Leaders of some factions are now worried that the Southern Transitional Council (STC) along with Abu Dhabi could sacrifice many of these leaders and hold them accountable for all the turmoil seen by Aden and other southern provinces, the paper quoted military sources, one of them is close to the STC.
Throughout the last four years, Yemeni southern areas have witnessed many infighting rounds and three attempted coups, and signs have been increasingly heralding the disposal of these leaders, amid talks about potential changes in some factions' leaderships, the paper added.
Fearing that the sharing deal could lead to their ouster, some of these leaders have already defied STC's leaders, with others looking for windows helping them curry favor with the legitimate government, including leaders in security belts and Shabwani and Hadhrami elite forces, as well as activists, politicians and journalists, according to the sources.
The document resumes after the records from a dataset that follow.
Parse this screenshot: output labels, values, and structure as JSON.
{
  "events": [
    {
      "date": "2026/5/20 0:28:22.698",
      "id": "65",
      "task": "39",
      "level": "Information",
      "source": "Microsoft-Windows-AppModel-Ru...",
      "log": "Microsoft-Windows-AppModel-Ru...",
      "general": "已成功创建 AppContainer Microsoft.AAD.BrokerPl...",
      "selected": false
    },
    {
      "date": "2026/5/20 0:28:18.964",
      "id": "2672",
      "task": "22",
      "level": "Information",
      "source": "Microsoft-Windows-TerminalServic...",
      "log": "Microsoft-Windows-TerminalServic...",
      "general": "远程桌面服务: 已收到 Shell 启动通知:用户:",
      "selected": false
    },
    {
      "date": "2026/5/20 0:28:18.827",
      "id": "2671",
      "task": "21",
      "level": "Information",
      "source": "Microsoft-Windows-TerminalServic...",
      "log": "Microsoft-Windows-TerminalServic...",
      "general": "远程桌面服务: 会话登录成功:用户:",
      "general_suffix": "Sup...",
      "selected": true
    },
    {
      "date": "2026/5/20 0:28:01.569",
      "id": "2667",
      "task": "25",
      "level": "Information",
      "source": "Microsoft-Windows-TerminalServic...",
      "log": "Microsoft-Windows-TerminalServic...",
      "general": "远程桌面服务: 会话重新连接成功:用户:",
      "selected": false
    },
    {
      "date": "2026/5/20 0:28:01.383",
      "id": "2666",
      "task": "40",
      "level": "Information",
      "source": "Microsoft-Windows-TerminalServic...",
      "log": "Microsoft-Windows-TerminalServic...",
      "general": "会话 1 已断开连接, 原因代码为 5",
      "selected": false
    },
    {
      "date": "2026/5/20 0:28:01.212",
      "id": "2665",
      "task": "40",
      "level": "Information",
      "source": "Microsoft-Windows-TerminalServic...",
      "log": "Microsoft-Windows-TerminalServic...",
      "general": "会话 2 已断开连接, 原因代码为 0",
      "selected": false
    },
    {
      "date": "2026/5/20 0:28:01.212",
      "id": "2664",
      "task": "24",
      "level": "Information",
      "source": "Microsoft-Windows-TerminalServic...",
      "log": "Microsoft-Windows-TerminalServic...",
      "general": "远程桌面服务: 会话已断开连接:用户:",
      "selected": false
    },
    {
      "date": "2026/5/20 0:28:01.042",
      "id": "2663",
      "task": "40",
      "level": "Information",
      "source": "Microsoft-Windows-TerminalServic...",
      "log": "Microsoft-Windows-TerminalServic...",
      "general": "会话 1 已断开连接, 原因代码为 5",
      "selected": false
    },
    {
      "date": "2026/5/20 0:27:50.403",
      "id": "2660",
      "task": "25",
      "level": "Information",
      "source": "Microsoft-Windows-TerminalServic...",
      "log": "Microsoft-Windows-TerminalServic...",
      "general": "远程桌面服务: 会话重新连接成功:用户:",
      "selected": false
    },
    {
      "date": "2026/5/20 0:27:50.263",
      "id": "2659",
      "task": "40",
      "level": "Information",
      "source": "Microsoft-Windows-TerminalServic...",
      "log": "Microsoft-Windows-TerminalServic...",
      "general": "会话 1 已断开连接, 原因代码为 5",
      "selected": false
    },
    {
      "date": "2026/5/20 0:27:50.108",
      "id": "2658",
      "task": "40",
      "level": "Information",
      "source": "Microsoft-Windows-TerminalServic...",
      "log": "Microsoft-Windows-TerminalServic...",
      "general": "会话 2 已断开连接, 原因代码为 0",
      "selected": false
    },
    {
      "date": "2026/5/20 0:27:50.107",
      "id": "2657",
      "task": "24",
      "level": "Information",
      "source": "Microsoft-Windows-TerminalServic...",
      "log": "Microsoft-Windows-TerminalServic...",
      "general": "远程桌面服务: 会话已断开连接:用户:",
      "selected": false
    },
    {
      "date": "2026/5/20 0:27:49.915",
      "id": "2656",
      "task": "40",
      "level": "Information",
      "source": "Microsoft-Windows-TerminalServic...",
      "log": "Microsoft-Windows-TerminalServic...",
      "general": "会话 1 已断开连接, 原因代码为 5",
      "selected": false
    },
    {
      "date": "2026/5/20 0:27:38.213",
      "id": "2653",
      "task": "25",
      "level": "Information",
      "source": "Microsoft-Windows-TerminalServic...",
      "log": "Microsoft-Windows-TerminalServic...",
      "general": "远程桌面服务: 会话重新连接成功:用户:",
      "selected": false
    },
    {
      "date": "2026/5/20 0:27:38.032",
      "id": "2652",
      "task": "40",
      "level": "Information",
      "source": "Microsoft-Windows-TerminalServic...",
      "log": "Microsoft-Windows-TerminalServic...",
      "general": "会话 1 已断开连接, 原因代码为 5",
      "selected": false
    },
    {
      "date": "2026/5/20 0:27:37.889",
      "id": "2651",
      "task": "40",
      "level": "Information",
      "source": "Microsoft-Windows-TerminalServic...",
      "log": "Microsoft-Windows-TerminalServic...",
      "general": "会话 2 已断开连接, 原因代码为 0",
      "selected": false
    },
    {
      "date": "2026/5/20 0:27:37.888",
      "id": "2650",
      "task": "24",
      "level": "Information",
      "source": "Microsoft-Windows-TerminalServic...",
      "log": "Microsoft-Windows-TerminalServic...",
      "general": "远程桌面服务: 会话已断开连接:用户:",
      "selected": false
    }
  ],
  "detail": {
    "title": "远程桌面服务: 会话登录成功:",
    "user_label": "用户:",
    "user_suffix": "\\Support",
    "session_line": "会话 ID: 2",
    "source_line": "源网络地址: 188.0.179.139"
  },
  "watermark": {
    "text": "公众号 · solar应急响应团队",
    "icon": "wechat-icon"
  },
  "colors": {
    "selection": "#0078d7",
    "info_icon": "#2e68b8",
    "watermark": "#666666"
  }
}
Some are concerned that the UAE may use the Riyadh Agreement to oust many of them, and that stripping them of their ranks could make these leaders at risk of revenge and prosecution.
The UAE could oust some of its affiliate leaders who have no association to the STC, led brigades or militias, and received wages and arms directly from Abu Dhabi, the paper said.
"STC forces are divided under three commands; one led by STC chairman Eidaroos al-Zobaidi, another by his deputy the Salafist Hani bin Boraik, and the third by Aden former security director Gen Sahalal Sahei.
"Other forces are led by non-STC leaders with loyalty to Abu Dhabi that could incite them to obstruct the Riyadh Agreement," the paper concluded.